С величайшим трудом артисты добрались до центра, где располагалась комендатура. У коменданта взяли направление в полицию, чтобы им отвели квартиру в частном доме.
В полиции (говорить или нет?) секретарь, весьма молодой человек, к которому обратились артисты, первым делом предложил им купить полдюжины лионских носовых платков. (Петр Петрович купил их, чтобы не осложнять отношений с полицией.)
Другой полицейский, тоже юношеского возраста, усевшись за кучера, с гиком погнал лошадей по улице. Странное дело! Толпы торгующих поспешно расступались. Власть все-таки есть власть, хоть и временная, образовавшаяся на развалинах старой.
Разбитной кучер-полицейский по пути на минутку останавливал лошадей и успевал заключить коммерческие сделки с подбегавшими к нему торговцами.
— Бритвы Золинген. Вне конкуренции. Сто!
— Беру семьдесят пять.
— Восемьдесят, и не леей меньше.
— Беру.
— Две сотни пачек сигарет.
— Беру.
— К вечеру доставлю.
Петр Петрович только ахал и качал головой. Капиталистический город начинал пугать его.
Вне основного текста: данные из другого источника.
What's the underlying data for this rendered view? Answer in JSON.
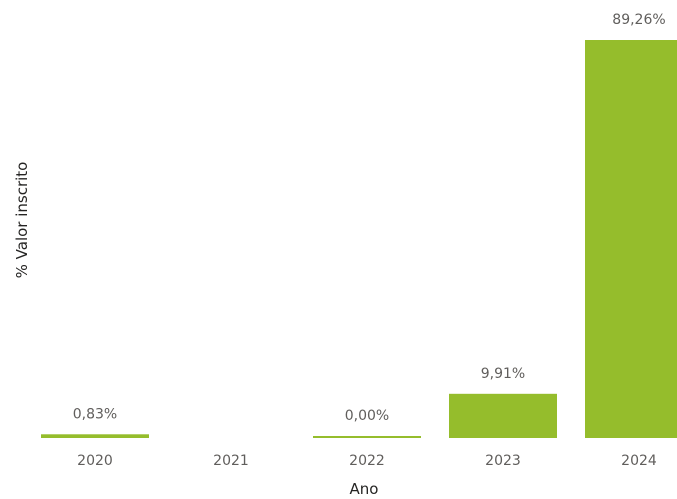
{
  "chart_data": {
    "type": "bar",
    "categories": [
      "2020",
      "2021",
      "2022",
      "2023",
      "2024"
    ],
    "values": [
      0.83,
      null,
      0.0,
      9.91,
      89.26
    ],
    "data_labels": [
      "0,83%",
      "",
      "0,00%",
      "9,91%",
      "89,26%"
    ],
    "xlabel": "Ano",
    "ylabel": "% Valor inscrito",
    "ylim": [
      0,
      89.26
    ],
    "grid": false,
    "legend": "none",
    "bar_color": "#95bd2c"
  }
}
Квартира в частном доме явилась новым испытанием для артистов. Хозяин квартиры, крупный коммерсант парфюмерных товаров, выставил на стол дюжину разнообразных флаконов с духами, утверждая, что все они доставлены непосредственно из Парижа. Один флакон он тут же, очевидно в целях рекламы, подарил Катеньке.
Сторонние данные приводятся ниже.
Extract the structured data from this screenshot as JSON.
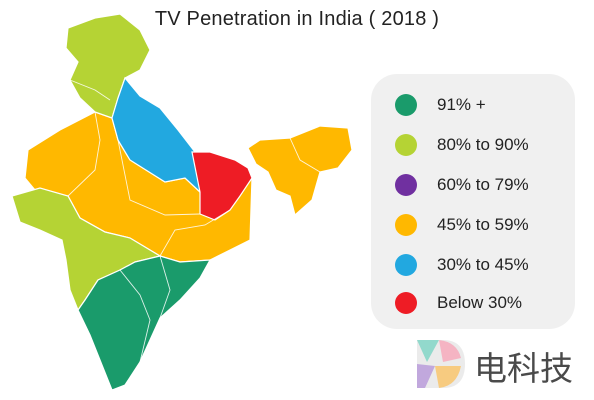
{
  "title": "TV Penetration in India ( 2018 )",
  "legend": [
    {
      "label": "91% +",
      "color": "#1a9b6b"
    },
    {
      "label": "80% to 90%",
      "color": "#b5d334"
    },
    {
      "label": "60% to 79%",
      "color": "#7030a0"
    },
    {
      "label": "45% to 59%",
      "color": "#ffb800"
    },
    {
      "label": "30% to 45%",
      "color": "#22a8e0"
    },
    {
      "label": "Below 30%",
      "color": "#ee1c25"
    }
  ],
  "regions": [
    {
      "name": "north-region",
      "category": "80% to 90%",
      "color": "#b5d334"
    },
    {
      "name": "west-region",
      "category": "80% to 90%",
      "color": "#b5d334"
    },
    {
      "name": "central-region",
      "category": "45% to 59%",
      "color": "#ffb800"
    },
    {
      "name": "northeast-region",
      "category": "45% to 59%",
      "color": "#ffb800"
    },
    {
      "name": "uttar-pradesh-region",
      "category": "30% to 45%",
      "color": "#22a8e0"
    },
    {
      "name": "bihar-region",
      "category": "Below 30%",
      "color": "#ee1c25"
    },
    {
      "name": "south-region",
      "category": "91% +",
      "color": "#1a9b6b"
    }
  ],
  "watermark": {
    "text": "电科技"
  }
}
У Петра Петровича и Ивана Степановича он осведомился, нет ли у них табаку.
— У вас тоже недостаток табаку? Мы вам дадим пачку, — с готовностью предложил добряк.
— Ах нет, — поморщился коммерсант. — Вагон, полвагона. Я — оптовик.
Это был действительно какой-то сумасшедший город. Город, ничего не производящий, самозабвенно торгующий, покупающий и продающий все что угодно.
За обедом, которым угостил актеров гостеприимный коммерсант, Петр Петрович выразил удивление, что в городе так много торговцев.
— Да, у нас почти все торгуют. Сюда съехались со всей округи. Кто спасался от немцев, кто от вас. Искали какой-нибудь тихий городок в стороне. Приехали с капиталами. Что же прикажете здесь делать, как не торговать?
— Но позвольте! Кто-то должен производить предметы, которыми торгуют.
— Производят в других городах, в деревнях, а мы торгуем.
— А кто же покупает, если все торгуют?
— Да сами же мы покупаем и торгуем друг с другом.
— Непонятно. Разве так можно, ничего не производить и только торговать?
— Почему нельзя? Я, например, куплю партию духов по пятнадцать лей за флакон, а продам по пятнадцать с половиной. Уже барыш. Могу есть хлеб с маслом. Торговец, которому я продал, продаст другому по шестнадцати. Тоже живет.
— Хорошо. Кто же в конце концов покупает?
— А деревня на что? Деревня и продовольствие поставляет и покупает все, что предложим.
— А еще кто?
— Помещики. Тоже поставляют нам продукты, и мы им доставляем, что им угодно.
Петр Петрович был совершенно обескуражен сообщением хозяина. Ну и заграница! Плут помещик, город, где все надувают друг друга, все торгуют и никто ничего не производит, что же это такое? Вот сидит с ними за столом приятный на вид человек, они у него на постое, солидный господин, солидно разговаривает, смеется, а ведь в душе, наверное, думает: что бы им такое всучить?..
Где же честь? Совесть? Что здесь не продается?
Потрясенный Петр Петрович, сославшись на головную боль, вышел из-за стола и рано улегся спать.
Утром артисты прошлись по городу.
Торговля бушевала вовсю. На окраине торговцы окружали крестьянские воза, покупали все оптом, отчаянно торгуясь и перебивая товар друг у друга. Те, кому удалось купить из первых рук, перепродавали с наценкой другим оптовикам. Те в свою очередь развозили товар по магазинам, по палаткам.
— Капитализм! — шутили актеры.
Петр Петрович задыхался от негодования, глядя на торговое безумие, и все-таки не удержался и купил с рук приглянувшиеся ему часики в подарок сестре Агнии Петровне. Часики намертво встали ровно через полчаса. Он долго разыскивал обманщика — того и след простыл.